Do you think it is reasonable we will be able to restore any and all lost funds, including a single dollar in a failed testing application? No? I agree, that would be completely unworkable. So there would need to be some kind of cut-off what will be restored and what not. This is the dangerous part. Who will decide what should be restored and what should not? How do we prevent these entities from being bribed or extorted? Again, a blockchain where extortion and bribery is possible is not useful to me.

And that is not the only issue with that. There are more nuanced and indirect consequences of such a system. The fact that only some funds will be restored, because they are worthwhile (hundreds of millions vs a single dollar) means there will be a preferential treatment by definition.
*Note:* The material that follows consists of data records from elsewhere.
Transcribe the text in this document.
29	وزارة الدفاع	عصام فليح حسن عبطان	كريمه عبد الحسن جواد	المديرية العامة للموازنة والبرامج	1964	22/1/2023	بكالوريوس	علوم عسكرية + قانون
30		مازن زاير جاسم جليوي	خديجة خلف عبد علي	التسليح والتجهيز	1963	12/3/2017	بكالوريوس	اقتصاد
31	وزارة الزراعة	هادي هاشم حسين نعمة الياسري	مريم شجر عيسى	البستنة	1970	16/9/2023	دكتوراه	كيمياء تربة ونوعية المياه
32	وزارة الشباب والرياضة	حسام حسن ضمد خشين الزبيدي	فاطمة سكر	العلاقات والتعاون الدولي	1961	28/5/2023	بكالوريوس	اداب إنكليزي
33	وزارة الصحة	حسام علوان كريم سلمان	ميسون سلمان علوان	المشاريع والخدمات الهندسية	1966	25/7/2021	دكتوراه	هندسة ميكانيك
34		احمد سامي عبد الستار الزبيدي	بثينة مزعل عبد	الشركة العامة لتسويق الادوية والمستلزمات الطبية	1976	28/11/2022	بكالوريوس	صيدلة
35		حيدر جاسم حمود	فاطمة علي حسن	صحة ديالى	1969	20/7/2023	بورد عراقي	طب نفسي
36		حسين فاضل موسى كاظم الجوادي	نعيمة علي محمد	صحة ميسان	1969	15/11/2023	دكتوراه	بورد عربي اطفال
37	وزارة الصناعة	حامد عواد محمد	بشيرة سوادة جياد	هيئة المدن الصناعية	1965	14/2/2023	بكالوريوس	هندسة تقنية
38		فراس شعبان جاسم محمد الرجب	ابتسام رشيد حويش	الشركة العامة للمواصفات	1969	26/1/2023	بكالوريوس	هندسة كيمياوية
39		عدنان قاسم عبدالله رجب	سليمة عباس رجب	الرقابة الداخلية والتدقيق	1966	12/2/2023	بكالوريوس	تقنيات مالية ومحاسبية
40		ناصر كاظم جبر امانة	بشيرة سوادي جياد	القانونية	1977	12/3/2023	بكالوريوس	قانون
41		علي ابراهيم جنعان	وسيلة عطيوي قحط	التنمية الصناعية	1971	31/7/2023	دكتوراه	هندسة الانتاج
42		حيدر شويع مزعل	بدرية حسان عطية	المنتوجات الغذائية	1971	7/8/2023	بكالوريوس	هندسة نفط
And this will bring forward a “too big to fail” mentality. Assume for a moment there is party A that runs a smart contract for multisign wallets and is the largest by far. Then party B comes with a new smart contract for multisign wallets. People like how it’s used, however, why should you use this new smart contract that is dealing with much less funds? Due to preferential treatments and “too big to fail” mentality it would be better to use an older, perhaps even inferior version, simply because it is dealing with larger amounts of money and hence in the event of lost funds, there is a greater chance they will be bailed out. This would then be a very strong force that leads to monopolies (centralization) and uphold these monopolies.

This “too big to fail” mentality reminds me one thing: Banks. And not in a good way. Please, for the love of Blockchain, let’s keep such a mentality away from Ethereum. We need real, workable and sustainable solutions: Formal third party code audits. If Parity had done their due diligence this would never have happened. And I agree, even with formal audits, things like these might still happen. So let’s solve this in a fair way: Insurance. Decentralized insurance funds could easily work for insuring against these kind of code bugs. And they’ll bring about loads of other positives: They will probably enforce code audits, or they refuse to insure a smart contract. They can be used by large parties, but also by smaller parties, hence no preferential treatment. And most importantly, disputes will be handled between the insurance fund and the affected party, instead of being handled at Ethereum’s base layer, which brings decreased immutability for everybody.